Stripped of their sometimes pretentious philosophical jargon (“Does not the hunger of meaning . . . derive from the recollection of a separated being for its state of primordial being in Being?”), Havel’s letters reveal him to be a secular humanist with a strongly existential orientation. His closest temperamental and speculative kinsman is probably Albert Camus: Both men meditate on an “absurd” universe in which existence has no given, absolute truth, value, or meaning. Both men regard such a world not as an invitation to nihilism but rather as an opportunity to establish a man-made, morally coherent worldview which emphasizes the primacy of human dignity, freedom, and fraternity.

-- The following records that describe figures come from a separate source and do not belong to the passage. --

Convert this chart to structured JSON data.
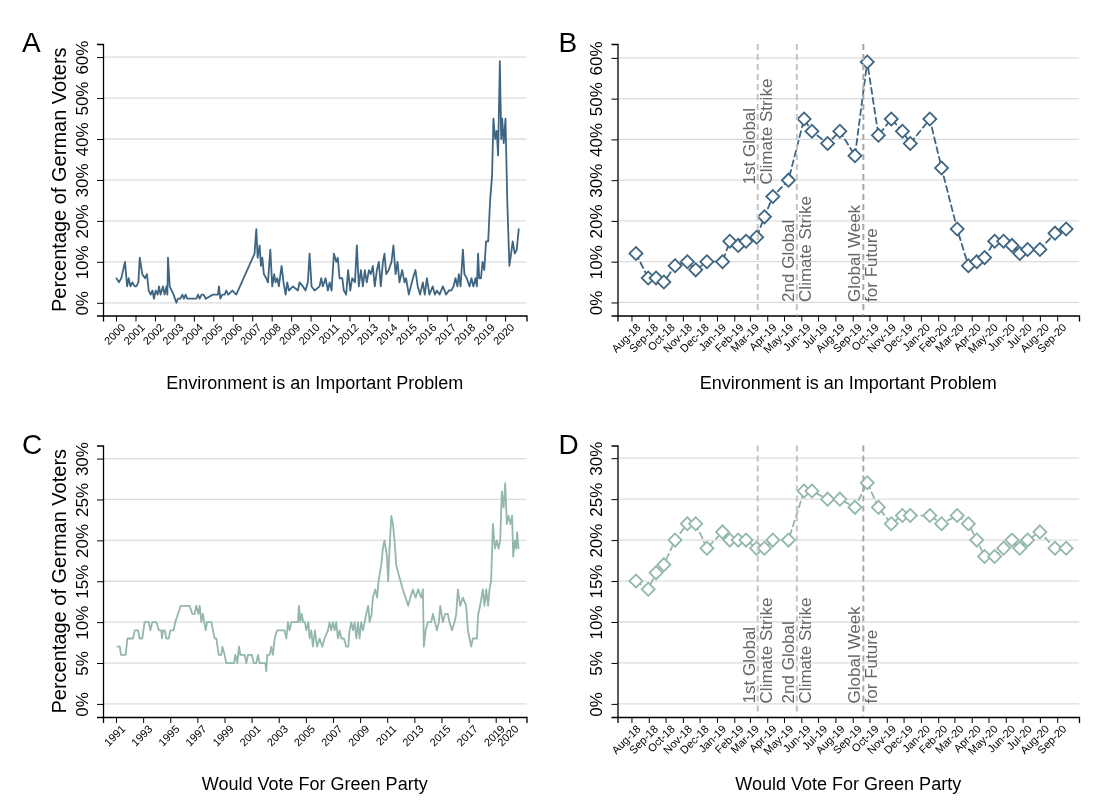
{
  "chart_data": [
    {
      "type": "line",
      "title": "A",
      "xlabel": "Environment is an Important Problem",
      "ylabel": "Percentage of German Voters",
      "grid": "y",
      "x": [
        2000.02,
        2000.15,
        2000.27,
        2000.46,
        2000.57,
        2000.65,
        2000.74,
        2000.84,
        2000.96,
        2001.04,
        2001.15,
        2001.22,
        2001.35,
        2001.49,
        2001.59,
        2001.68,
        2001.78,
        2001.87,
        2001.95,
        2002.04,
        2002.14,
        2002.21,
        2002.29,
        2002.41,
        2002.5,
        2002.59,
        2002.64,
        2002.67,
        2002.76,
        2002.86,
        2002.96,
        2003.1,
        2003.18,
        2003.3,
        2003.41,
        2003.49,
        2003.58,
        2003.66,
        2003.78,
        2004.13,
        2004.21,
        2004.3,
        2004.4,
        2004.5,
        2004.61,
        2004.98,
        2005.24,
        2005.29,
        2005.36,
        2005.46,
        2005.58,
        2005.67,
        2005.77,
        2005.98,
        2006.18,
        2007.12,
        2007.21,
        2007.28,
        2007.38,
        2007.45,
        2007.52,
        2007.6,
        2007.72,
        2007.81,
        2007.93,
        2008.03,
        2008.13,
        2008.2,
        2008.29,
        2008.37,
        2008.51,
        2008.61,
        2008.72,
        2008.8,
        2008.89,
        2009.09,
        2009.35,
        2009.43,
        2009.61,
        2009.74,
        2009.86,
        2009.95,
        2010.05,
        2010.21,
        2010.46,
        2010.55,
        2010.63,
        2010.77,
        2010.89,
        2010.98,
        2011.08,
        2011.2,
        2011.32,
        2011.4,
        2011.49,
        2011.63,
        2011.71,
        2011.83,
        2011.93,
        2012.04,
        2012.14,
        2012.28,
        2012.38,
        2012.48,
        2012.59,
        2012.69,
        2012.79,
        2012.89,
        2013.0,
        2013.1,
        2013.2,
        2013.3,
        2013.41,
        2013.51,
        2013.61,
        2013.72,
        2013.8,
        2013.89,
        2014.02,
        2014.16,
        2014.26,
        2014.37,
        2014.47,
        2014.57,
        2014.71,
        2014.83,
        2014.91,
        2015.05,
        2015.26,
        2015.39,
        2015.51,
        2015.63,
        2015.77,
        2015.87,
        2015.98,
        2016.11,
        2016.28,
        2016.39,
        2016.49,
        2016.63,
        2016.8,
        2016.97,
        2017.11,
        2017.23,
        2017.35,
        2017.45,
        2017.55,
        2017.62,
        2017.71,
        2017.83,
        2017.91,
        2018.03,
        2018.17,
        2018.27,
        2018.37,
        2018.48,
        2018.55,
        2018.61,
        2018.67,
        2018.76,
        2018.84,
        2018.93,
        2019.02,
        2019.13,
        2019.23,
        2019.33,
        2019.4,
        2019.49,
        2019.57,
        2019.64,
        2019.73,
        2019.8,
        2019.85,
        2019.93,
        2020.02,
        2020.11,
        2020.22,
        2020.31,
        2020.39,
        2020.5,
        2020.6,
        2020.7
      ],
      "series": [
        {
          "color": "#3e6582",
          "values": [
            6,
            5,
            6,
            10,
            4,
            6,
            4,
            5,
            4,
            4,
            5,
            11,
            7,
            6,
            7,
            3,
            2,
            3,
            1,
            3,
            2,
            4,
            2,
            4,
            2,
            4,
            2,
            11,
            4,
            3,
            2,
            0,
            1,
            1,
            2,
            1,
            2,
            1,
            1,
            1,
            2,
            1,
            2,
            2,
            1,
            2,
            2,
            4,
            1,
            2,
            2,
            3,
            2,
            3,
            2,
            12,
            18,
            11,
            14,
            9,
            11,
            7,
            6,
            5,
            13,
            4,
            7,
            5,
            6,
            4,
            9,
            5,
            2,
            5,
            3,
            4,
            3,
            5,
            4,
            3,
            5,
            12,
            4,
            3,
            4,
            6,
            4,
            6,
            3,
            5,
            3,
            12,
            10,
            11,
            6,
            6,
            3,
            2,
            8,
            3,
            6,
            5,
            14,
            4,
            8,
            4,
            8,
            5,
            8,
            7,
            9,
            4,
            8,
            10,
            4,
            10,
            12,
            7,
            8,
            10,
            14,
            7,
            10,
            5,
            8,
            5,
            6,
            2,
            6,
            8,
            4,
            2,
            5,
            2,
            6,
            2,
            4,
            2,
            3,
            2,
            4,
            2,
            3,
            3,
            4,
            6,
            4,
            7,
            4,
            13,
            7,
            6,
            4,
            6,
            4,
            6,
            4,
            12,
            6,
            6,
            10,
            8,
            15,
            15,
            25,
            31,
            45,
            40,
            42,
            36,
            59,
            40,
            45,
            39,
            45,
            25,
            9,
            12,
            15,
            12,
            13,
            18
          ]
        }
      ],
      "xlim": [
        1999.33,
        2021.1
      ],
      "xticks": [
        2000,
        2001,
        2002,
        2003,
        2004,
        2005,
        2006,
        2007,
        2008,
        2009,
        2010,
        2011,
        2012,
        2013,
        2014,
        2015,
        2016,
        2017,
        2018,
        2019,
        2020
      ],
      "ylim": [
        -3.1,
        63.2
      ],
      "yticks": [
        {
          "value": 0,
          "label": "0%"
        },
        {
          "value": 10,
          "label": "10%"
        },
        {
          "value": 20,
          "label": "20%"
        },
        {
          "value": 30,
          "label": "30%"
        },
        {
          "value": 40,
          "label": "40%"
        },
        {
          "value": 50,
          "label": "50%"
        },
        {
          "value": 60,
          "label": "60%"
        }
      ]
    },
    {
      "type": "line",
      "title": "B",
      "xlabel": "Environment is an Important Problem",
      "grid": "y",
      "marker": "diamond",
      "line_style": "dashed",
      "x": [
        "2018-08-09",
        "2018-08-31",
        "2018-09-14",
        "2018-09-28",
        "2018-10-18",
        "2018-11-09",
        "2018-11-24",
        "2018-12-14",
        "2019-01-11",
        "2019-01-24",
        "2019-02-08",
        "2019-02-22",
        "2019-03-13",
        "2019-03-27",
        "2019-04-11",
        "2019-05-09",
        "2019-06-06",
        "2019-06-20",
        "2019-07-18",
        "2019-08-09",
        "2019-09-05",
        "2019-09-27",
        "2019-10-17",
        "2019-11-09",
        "2019-11-29",
        "2019-12-13",
        "2020-01-17",
        "2020-02-07",
        "2020-03-06",
        "2020-03-26",
        "2020-04-10",
        "2020-04-24",
        "2020-05-12",
        "2020-05-28",
        "2020-06-12",
        "2020-06-26",
        "2020-07-10",
        "2020-08-01",
        "2020-08-28",
        "2020-09-17"
      ],
      "series": [
        {
          "color": "#3e6582",
          "values": [
            12,
            6,
            6,
            5,
            9,
            10,
            8,
            10,
            10,
            15,
            14,
            15,
            16,
            21,
            26,
            30,
            45,
            42,
            39,
            42,
            36,
            59,
            41,
            45,
            42,
            39,
            45,
            33,
            18,
            9,
            10,
            11,
            15,
            15,
            14,
            12,
            13,
            13,
            17,
            18
          ]
        }
      ],
      "xlim": [
        "2018-07-07",
        "2020-10-10"
      ],
      "xticks": [
        {
          "value": "2018-08-01",
          "label": "Aug-18"
        },
        {
          "value": "2018-09-01",
          "label": "Sep-18"
        },
        {
          "value": "2018-10-01",
          "label": "Oct-18"
        },
        {
          "value": "2018-11-01",
          "label": "Nov-18"
        },
        {
          "value": "2018-12-01",
          "label": "Dec-18"
        },
        {
          "value": "2019-01-01",
          "label": "Jan-19"
        },
        {
          "value": "2019-02-01",
          "label": "Feb-19"
        },
        {
          "value": "2019-03-01",
          "label": "Mar-19"
        },
        {
          "value": "2019-04-01",
          "label": "Apr-19"
        },
        {
          "value": "2019-05-01",
          "label": "May-19"
        },
        {
          "value": "2019-06-01",
          "label": "Jun-19"
        },
        {
          "value": "2019-07-01",
          "label": "Jul-19"
        },
        {
          "value": "2019-08-01",
          "label": "Aug-19"
        },
        {
          "value": "2019-09-01",
          "label": "Sep-19"
        },
        {
          "value": "2019-10-01",
          "label": "Oct-19"
        },
        {
          "value": "2019-11-01",
          "label": "Nov-19"
        },
        {
          "value": "2019-12-01",
          "label": "Dec-19"
        },
        {
          "value": "2020-01-01",
          "label": "Jan-20"
        },
        {
          "value": "2020-02-01",
          "label": "Feb-20"
        },
        {
          "value": "2020-03-01",
          "label": "Mar-20"
        },
        {
          "value": "2020-04-01",
          "label": "Apr-20"
        },
        {
          "value": "2020-05-01",
          "label": "May-20"
        },
        {
          "value": "2020-06-01",
          "label": "Jun-20"
        },
        {
          "value": "2020-07-01",
          "label": "Jul-20"
        },
        {
          "value": "2020-08-01",
          "label": "Aug-20"
        },
        {
          "value": "2020-09-01",
          "label": "Sep-20"
        }
      ],
      "ylim": [
        -3.2,
        63.4
      ],
      "yticks": [
        {
          "value": 0,
          "label": "0%"
        },
        {
          "value": 10,
          "label": "10%"
        },
        {
          "value": 20,
          "label": "20%"
        },
        {
          "value": 30,
          "label": "30%"
        },
        {
          "value": 40,
          "label": "40%"
        },
        {
          "value": 50,
          "label": "50%"
        },
        {
          "value": 60,
          "label": "60%"
        }
      ],
      "ref_lines": [
        {
          "axis": "x",
          "value": "2019-03-15",
          "label": "1st Global\nClimate Strike",
          "color": "#c4c4c4",
          "line_style": "dashed"
        },
        {
          "axis": "x",
          "value": "2019-05-24",
          "label": "2nd Global\nClimate Strike",
          "color": "#c4c4c4",
          "line_style": "dashed"
        },
        {
          "axis": "x",
          "value": "2019-09-20",
          "label": "Global Week\nfor Future",
          "color": "#a8a8a8",
          "line_style": "dashed"
        }
      ]
    },
    {
      "type": "line",
      "title": "C",
      "xlabel": "Would Vote For Green Party",
      "ylabel": "Percentage of German Voters",
      "grid": "y",
      "x": [
        1991.1,
        1991.27,
        1991.37,
        1991.71,
        1991.84,
        1992.25,
        1992.38,
        1992.62,
        1992.74,
        1992.94,
        1993.11,
        1993.43,
        1993.53,
        1993.68,
        1993.97,
        1994.17,
        1994.34,
        1994.39,
        1994.46,
        1994.59,
        1994.71,
        1994.88,
        1995.01,
        1995.25,
        1995.37,
        1995.57,
        1995.77,
        1996.43,
        1996.63,
        1996.8,
        1996.92,
        1997.07,
        1997.17,
        1997.29,
        1997.41,
        1997.61,
        1997.71,
        1998.03,
        1998.27,
        1998.4,
        1998.57,
        1998.76,
        1998.84,
        1999.01,
        1999.13,
        1999.7,
        1999.8,
        1999.94,
        2000.07,
        2000.16,
        2000.48,
        2000.61,
        2000.73,
        2001.02,
        2001.15,
        2001.34,
        2001.47,
        2001.59,
        2002.01,
        2002.08,
        2002.15,
        2002.33,
        2002.45,
        2002.57,
        2002.7,
        2002.87,
        2003.43,
        2003.56,
        2003.68,
        2003.8,
        2003.92,
        2004.42,
        2004.49,
        2004.59,
        2004.69,
        2004.81,
        2004.93,
        2005.03,
        2005.18,
        2005.28,
        2005.4,
        2005.52,
        2005.67,
        2005.82,
        2006.01,
        2006.21,
        2006.38,
        2006.63,
        2006.75,
        2006.87,
        2007.0,
        2007.12,
        2007.24,
        2007.36,
        2007.49,
        2007.61,
        2007.81,
        2007.98,
        2008.13,
        2008.22,
        2008.35,
        2008.47,
        2008.59,
        2008.72,
        2008.84,
        2008.96,
        2009.08,
        2009.21,
        2009.45,
        2009.6,
        2009.7,
        2009.85,
        2009.94,
        2010.12,
        2010.26,
        2010.36,
        2010.56,
        2010.68,
        2010.8,
        2010.98,
        2011.07,
        2011.17,
        2011.3,
        2011.42,
        2011.54,
        2011.66,
        2011.81,
        2011.98,
        2012.15,
        2012.35,
        2012.55,
        2012.7,
        2012.89,
        2013.09,
        2013.28,
        2013.51,
        2013.63,
        2013.7,
        2013.83,
        2014.0,
        2014.24,
        2014.37,
        2014.51,
        2014.66,
        2014.81,
        2014.91,
        2015.1,
        2015.27,
        2015.47,
        2015.59,
        2015.77,
        2015.96,
        2016.09,
        2016.21,
        2016.38,
        2016.58,
        2016.82,
        2016.95,
        2017.07,
        2017.19,
        2017.31,
        2017.61,
        2017.71,
        2017.85,
        2018.05,
        2018.17,
        2018.3,
        2018.44,
        2018.54,
        2018.66,
        2018.79,
        2018.94,
        2019.08,
        2019.21,
        2019.33,
        2019.45,
        2019.58,
        2019.7,
        2019.82,
        2019.94,
        2020.09,
        2020.21,
        2020.29,
        2020.41,
        2020.51,
        2020.58,
        2020.68
      ],
      "series": [
        {
          "color": "#93b7ae",
          "values": [
            7,
            7,
            6,
            6,
            8,
            8,
            9,
            9,
            8,
            8,
            10,
            10,
            9,
            10,
            10,
            9,
            9,
            8,
            9,
            9,
            8,
            8,
            9,
            9,
            10,
            11,
            12,
            12,
            11,
            11,
            12,
            11,
            12,
            10,
            11,
            9,
            10,
            10,
            8,
            8,
            6,
            6,
            7,
            6,
            5,
            5,
            6,
            5,
            7,
            6,
            6,
            5,
            6,
            6,
            5,
            5,
            6,
            5,
            5,
            4,
            6,
            6,
            7,
            6,
            8,
            9,
            9,
            8,
            10,
            9,
            10,
            10,
            12,
            10,
            11,
            10,
            10,
            9,
            10,
            8,
            9,
            7,
            9,
            7,
            8,
            7,
            8,
            9,
            10,
            9,
            10,
            9,
            10,
            8,
            9,
            8,
            8,
            7,
            7,
            9,
            10,
            9,
            10,
            8,
            10,
            8,
            10,
            9,
            11,
            12,
            10,
            11,
            13,
            14,
            13,
            15,
            17,
            19,
            20,
            18,
            15,
            19,
            23,
            22,
            20,
            17,
            16,
            15,
            14,
            13,
            12,
            13,
            14,
            13,
            14,
            13,
            14,
            7,
            9,
            10,
            10,
            11,
            10,
            9,
            10,
            12,
            10,
            11,
            11,
            10,
            9,
            10,
            11,
            14,
            12,
            13,
            12,
            9,
            8,
            7,
            8,
            8,
            11,
            12,
            14,
            12,
            14,
            12,
            14,
            15,
            22,
            19,
            20,
            19,
            20,
            26,
            24,
            27,
            22,
            23,
            22,
            23,
            18,
            20,
            19,
            21,
            19
          ]
        }
      ],
      "xlim": [
        1990.04,
        2021.27
      ],
      "xticks": [
        1991,
        1993,
        1995,
        1997,
        1999,
        2001,
        2003,
        2005,
        2007,
        2009,
        2011,
        2013,
        2015,
        2017,
        2019,
        2020
      ],
      "ylim": [
        -1.6,
        31.6
      ],
      "yticks": [
        {
          "value": 0,
          "label": "0%"
        },
        {
          "value": 5,
          "label": "5%"
        },
        {
          "value": 10,
          "label": "10%"
        },
        {
          "value": 15,
          "label": "15%"
        },
        {
          "value": 20,
          "label": "20%"
        },
        {
          "value": 25,
          "label": "25%"
        },
        {
          "value": 30,
          "label": "30%"
        }
      ]
    },
    {
      "type": "line",
      "title": "D",
      "xlabel": "Would Vote For Green Party",
      "grid": "y",
      "marker": "diamond",
      "line_style": "dashed",
      "x": [
        "2018-08-09",
        "2018-08-31",
        "2018-09-14",
        "2018-09-28",
        "2018-10-18",
        "2018-11-09",
        "2018-11-24",
        "2018-12-14",
        "2019-01-11",
        "2019-01-24",
        "2019-02-08",
        "2019-02-22",
        "2019-03-13",
        "2019-03-27",
        "2019-04-11",
        "2019-05-09",
        "2019-06-06",
        "2019-06-20",
        "2019-07-18",
        "2019-08-09",
        "2019-09-05",
        "2019-09-27",
        "2019-10-17",
        "2019-11-09",
        "2019-11-29",
        "2019-12-13",
        "2020-01-17",
        "2020-02-07",
        "2020-03-06",
        "2020-03-26",
        "2020-04-10",
        "2020-04-24",
        "2020-05-12",
        "2020-05-28",
        "2020-06-12",
        "2020-06-26",
        "2020-07-10",
        "2020-08-01",
        "2020-08-28",
        "2020-09-17"
      ],
      "series": [
        {
          "color": "#93b7ae",
          "values": [
            15,
            14,
            16,
            17,
            20,
            22,
            22,
            19,
            21,
            20,
            20,
            20,
            19,
            19,
            20,
            20,
            26,
            26,
            25,
            25,
            24,
            27,
            24,
            22,
            23,
            23,
            23,
            22,
            23,
            22,
            20,
            18,
            18,
            19,
            20,
            19,
            20,
            21,
            19,
            19
          ]
        }
      ],
      "xlim": [
        "2018-07-07",
        "2020-10-10"
      ],
      "xticks": [
        {
          "value": "2018-08-01",
          "label": "Aug-18"
        },
        {
          "value": "2018-09-01",
          "label": "Sep-18"
        },
        {
          "value": "2018-10-01",
          "label": "Oct-18"
        },
        {
          "value": "2018-11-01",
          "label": "Nov-18"
        },
        {
          "value": "2018-12-01",
          "label": "Dec-18"
        },
        {
          "value": "2019-01-01",
          "label": "Jan-19"
        },
        {
          "value": "2019-02-01",
          "label": "Feb-19"
        },
        {
          "value": "2019-03-01",
          "label": "Mar-19"
        },
        {
          "value": "2019-04-01",
          "label": "Apr-19"
        },
        {
          "value": "2019-05-01",
          "label": "May-19"
        },
        {
          "value": "2019-06-01",
          "label": "Jun-19"
        },
        {
          "value": "2019-07-01",
          "label": "Jul-19"
        },
        {
          "value": "2019-08-01",
          "label": "Aug-19"
        },
        {
          "value": "2019-09-01",
          "label": "Sep-19"
        },
        {
          "value": "2019-10-01",
          "label": "Oct-19"
        },
        {
          "value": "2019-11-01",
          "label": "Nov-19"
        },
        {
          "value": "2019-12-01",
          "label": "Dec-19"
        },
        {
          "value": "2020-01-01",
          "label": "Jan-20"
        },
        {
          "value": "2020-02-01",
          "label": "Feb-20"
        },
        {
          "value": "2020-03-01",
          "label": "Mar-20"
        },
        {
          "value": "2020-04-01",
          "label": "Apr-20"
        },
        {
          "value": "2020-05-01",
          "label": "May-20"
        },
        {
          "value": "2020-06-01",
          "label": "Jun-20"
        },
        {
          "value": "2020-07-01",
          "label": "Jul-20"
        },
        {
          "value": "2020-08-01",
          "label": "Aug-20"
        },
        {
          "value": "2020-09-01",
          "label": "Sep-20"
        }
      ],
      "ylim": [
        -1.6,
        31.55
      ],
      "yticks": [
        {
          "value": 0,
          "label": "0%"
        },
        {
          "value": 5,
          "label": "5%"
        },
        {
          "value": 10,
          "label": "10%"
        },
        {
          "value": 15,
          "label": "15%"
        },
        {
          "value": 20,
          "label": "20%"
        },
        {
          "value": 25,
          "label": "25%"
        },
        {
          "value": 30,
          "label": "30%"
        }
      ],
      "ref_lines": [
        {
          "axis": "x",
          "value": "2019-03-15",
          "label": "1st Global\nClimate Strike",
          "color": "#c4c4c4",
          "line_style": "dashed"
        },
        {
          "axis": "x",
          "value": "2019-05-24",
          "label": "2nd Global\nClimate Strike",
          "color": "#c4c4c4",
          "line_style": "dashed"
        },
        {
          "axis": "x",
          "value": "2019-09-20",
          "label": "Global Week\nfor Future",
          "color": "#a8a8a8",
          "line_style": "dashed"
        }
      ]
    }
  ]
}
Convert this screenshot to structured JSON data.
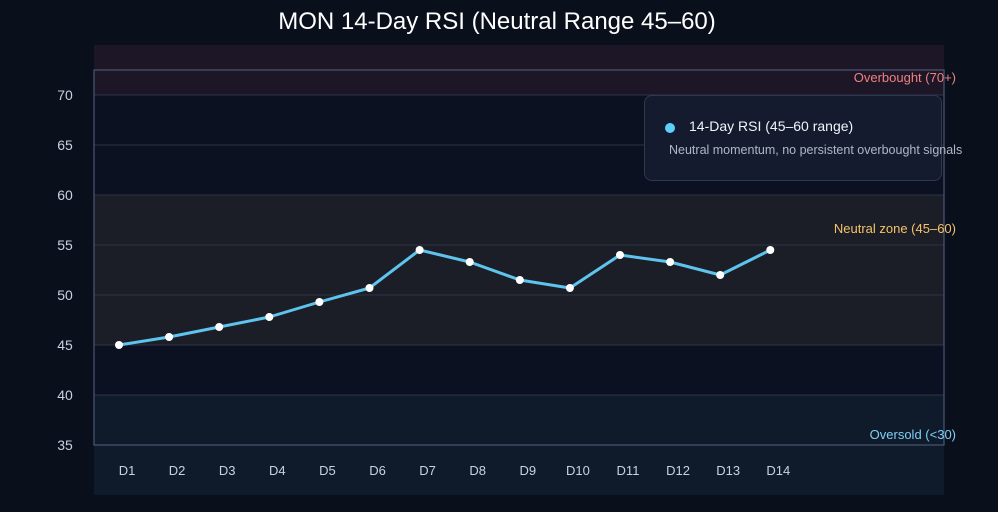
{
  "chart_data": {
    "type": "line",
    "title": "MON 14-Day RSI (Neutral Range 45–60)",
    "categories": [
      "D1",
      "D2",
      "D3",
      "D4",
      "D5",
      "D6",
      "D7",
      "D8",
      "D9",
      "D10",
      "D11",
      "D12",
      "D13",
      "D14"
    ],
    "series": [
      {
        "name": "14-Day RSI (45–60 range)",
        "values": [
          45.0,
          45.8,
          46.8,
          47.8,
          49.3,
          50.7,
          54.5,
          53.3,
          51.5,
          50.7,
          54.0,
          53.3,
          52.0,
          54.5
        ],
        "color": "#5ec4ee"
      }
    ],
    "ylim": [
      35,
      72.5
    ],
    "yticks": [
      35,
      40,
      45,
      50,
      55,
      60,
      65,
      70
    ],
    "grid": true,
    "bands": [
      {
        "label": "Overbought (70+)",
        "from": 70,
        "to": 72.5,
        "color": "#f08080"
      },
      {
        "label": "Neutral zone (45–60)",
        "from": 45,
        "to": 60,
        "color": "#f5c26b"
      },
      {
        "label": "Oversold (<30)",
        "from": 35,
        "to": 40,
        "color": "#7fd0f5"
      }
    ],
    "tooltip": {
      "series": "14-Day RSI (45–60 range)",
      "note": "Neutral momentum, no persistent overbought signals"
    }
  }
}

As a Czech writer, Havel is indebted to Jaroslav Hasek and, naturally, Franz Kafka. Hasek’s great comic novel Osudy dobreho vojaka Srejka za svetove valky (1921-1923; The Good Soldier Schweik, 1930) is a picaresque, farcical parody of imbecile militarism in particular, despotism in general. Kafka expressed metaphysical anguish, dread, and mystery in some of the twentieth century’s most memorable works of fiction. Havel shares both authors’ bitter humor, genius for allegorical fantasies, and philosophical bent. As one of Europe’s leading absurdist playwrights, Havel has declared his dramatic affinities with Beckett, Ionesco, Pinter, and Stoppard.
Letters to Olga has some value in presenting discussions of the theater’s role, as well as the importance of several plays, by one of the most gifted contemporary dramatists. Its chief value, however, is as a testament to the victory achieved by a person of honor and courage over his vicious hounding by a despicably tyrannous and venomous regime.